Paxos

Single-instance consensus

  • different problem abstraction from Raft
  • same environment—asynchrony
    • node/network failure/slowness
  • “equivalent” to multi-instance consensus
  • proposer/acceptor/learner: logical roles; each server/replica has all

Preliminaries

  • starting point
    • different replicas have different ids; can generate distinguished numbers
    • a value is attached with a number to distinguish
  • goal
    • The system eventually “chooses” a value; or, a value gets chosen
    • Chosen (by definition) if it is “accepted” by a majority of servers

Thinking

  • a server has to accept the first value it sees.
    • otherwise the system will never choose any value
    • consequence: each server may accept different values
  • a server has to accept multiple values
    • otherwise “split”
    • consequences multiple values can be chosen
  • if two values get chosen, they must be the same value
    • otherwise unsafe
  • equivalent to: if a value with number n is chosen, any value with greater number m (m>n) chosen must be the same value
  • further: if value-n is chosen, any value-m accepted must be the same value
  • further: if value-n is chosen, any value-m proposed must be the same value
  • if value-n is chosen, before value-m is proposed, the system replies value-n to the value-m proposer.
  • if value-n is possibly chosen, before value-m is proposed, the system
    • replies value-n to the value-m proposer,
    • or, the system promises not to accept/choose value-n anymore.

Protocol

  • prepare phase:
    • pick number n, send prepare messages (phase-1a) to all
    • on receiving a prepare request, each replica updates its highest seen ballot, reply (phase-1b) with the highest number value it has ever accepted.
    • collect replies (phase-1b) until get at least a majority, pick the value with the greatest number to propose, if no value in replies, pick any value
  • accept phase:
    • use the value picked, send accept messages to all
    • on receiving an accept message, check highest seen number, accept and reply
    • a majority of replies -> chosen (commit)
  • commit phase:
    • broadcast commit messages notifying the chosen value

Questions

  • can a server accept different values?
    • yes
  • does the majority of phase-1 (prepare) and phase-2 (accept) have to be the same?
    • no
  • can each server only keep 1 ballot number instead of 2?
    • no
  • in phase-2, can we use the original ballot number as the accept number?
    • no
  • in a 3-replica system, if (v1, b1) is accepted on server s1, (v1, b3) is accepted on s2, is the value v1 considered chosen (committed)?
    • no, think about the case where:
      • s1, s2 prepared b1; s1 accepted (v1, b1)
      • s2, s3 prepared b2; s2 accepted (v2, b2)
      • s1, s3 prepared b3; s3 accepted (v1, b3)
      • s1, s2 prepared b4; s1, s2 accepted (v2, b4)

Multi-Paxos

  • each log entry maps to a Paxos instance
  • batch prepare request
    • normally 1 roundtrip to commit a value on the leader, same as Raft
  • log entry has more content than Raft
    • highest seen ballot, accepted value ballot, value
  • unlike Raft, log entry could be modified
    • otherwise what could happen?
  • reconfiguration
    • add view information into each log entry.
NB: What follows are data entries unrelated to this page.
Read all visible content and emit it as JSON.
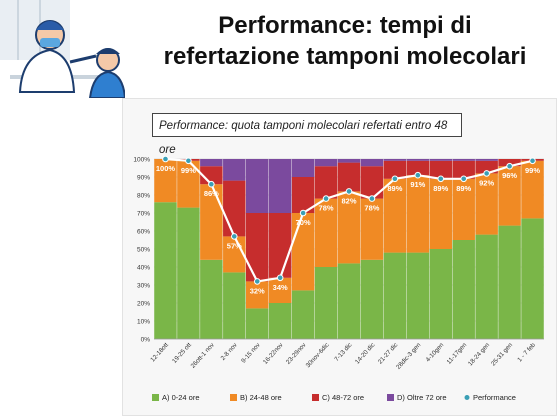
{
  "slide": {
    "title_line1": "Performance: tempi di",
    "title_line2": "refertazione tamponi molecolari"
  },
  "chart_data": {
    "type": "bar",
    "stacked": true,
    "title": "Performance: quota tamponi molecolari refertati entro 48 ore",
    "categories": [
      "12-18ott",
      "19-25 ott",
      "26ott-1 nov",
      "2-8 nov",
      "9-15 nov",
      "16-22nov",
      "23-29nov",
      "30nov-6dic",
      "7-13 dic",
      "14-20 dic",
      "21-27 dic",
      "28dic-3 gen",
      "4-10gen",
      "11-17gen",
      "18-24 gen",
      "25-31 gen",
      "1 - 7 feb"
    ],
    "ylim": [
      0,
      100
    ],
    "yticks": [
      "0%",
      "10%",
      "20%",
      "30%",
      "40%",
      "50%",
      "60%",
      "70%",
      "80%",
      "90%",
      "100%"
    ],
    "series": [
      {
        "name": "A) 0-24 ore",
        "values": [
          76,
          73,
          44,
          37,
          17,
          20,
          27,
          40,
          42,
          44,
          48,
          48,
          50,
          55,
          58,
          63,
          67
        ]
      },
      {
        "name": "B) 24-48 ore",
        "values": [
          24,
          26,
          42,
          20,
          15,
          14,
          43,
          38,
          40,
          34,
          41,
          43,
          39,
          34,
          34,
          33,
          32
        ]
      },
      {
        "name": "C) 48-72 ore",
        "values": [
          0,
          1,
          10,
          31,
          38,
          36,
          20,
          18,
          16,
          18,
          10,
          8,
          10,
          10,
          7,
          4,
          1
        ]
      },
      {
        "name": "D) Oltre 72 ore",
        "values": [
          0,
          0,
          4,
          12,
          30,
          30,
          10,
          4,
          2,
          4,
          1,
          1,
          1,
          1,
          1,
          0,
          0
        ]
      }
    ],
    "line": {
      "name": "Performance",
      "values": [
        100,
        99,
        86,
        57,
        32,
        34,
        70,
        78,
        82,
        78,
        89,
        91,
        89,
        89,
        92,
        96,
        99
      ]
    },
    "data_labels": [
      "100%",
      "99%",
      "86%",
      "57%",
      "32%",
      "34%",
      "70%",
      "78%",
      "82%",
      "78%",
      "89%",
      "91%",
      "89%",
      "89%",
      "92%",
      "96%",
      "99%"
    ],
    "grid": true,
    "legend_position": "bottom",
    "colors": {
      "A": "#7ab648",
      "B": "#f08a24",
      "C": "#c62d2d",
      "D": "#7b4a9e",
      "line": "#ffffff",
      "marker": "#3a9fb5"
    }
  }
}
Compare Multi-Paxos and Raft

  • similarities:
    • log structure
    • performance (w.r.t. 1 message roundtrip to commit)
  • differences:
    • currentTerm is not highest seen ballot
    • term in each log entry is not the same as accepted ballot
    • Raft has two extra rules

Paxos->Raft

  • change phase-1: move comparison from proposer to acceptor.
    • proposer send its accepted ballot to others to request a “vote”
  • “super-prepare/accept”
    • each super-prepare prepares all instances
    • each super-accept accepts all instances
    • “super-reject”, if any instances refuses to prepare/accept, then reject
  • global ballot number?
    • a single highest seen ballot for all instances
    • a single highest accepted ballot number for all instances
      • what about the ballot numbers in each log entry?
      • if we keep them, “sometimes”, they are the same as the highest accepted ballot number
        • sometimes = when highest seen ballot = highest accepted ballot.
      • if the proposing server always use the ballot in a new log entry:
        • for a recipient, the last log entry log ballot is always the same as the global highest accepted ballot.
        • so we can remove the global highest accepted ballot.
    • revisit Raft rules
      • “up-to-date” rule in leader election
      • “cannot count” rule in failure recovery
  • shrink the super-prepare/accept message size.
    • prepare
      • send a digest of all previously accepted entries
      • this digest is accepted ballot + log length (index).
    • accept
      • prefix of the committed logs are the same.
      • inductively, a ballot at the same index is the same => all previous are the same
      • send a “delta”: what is different between the leader/follower?
      • should guarantee no “holes”.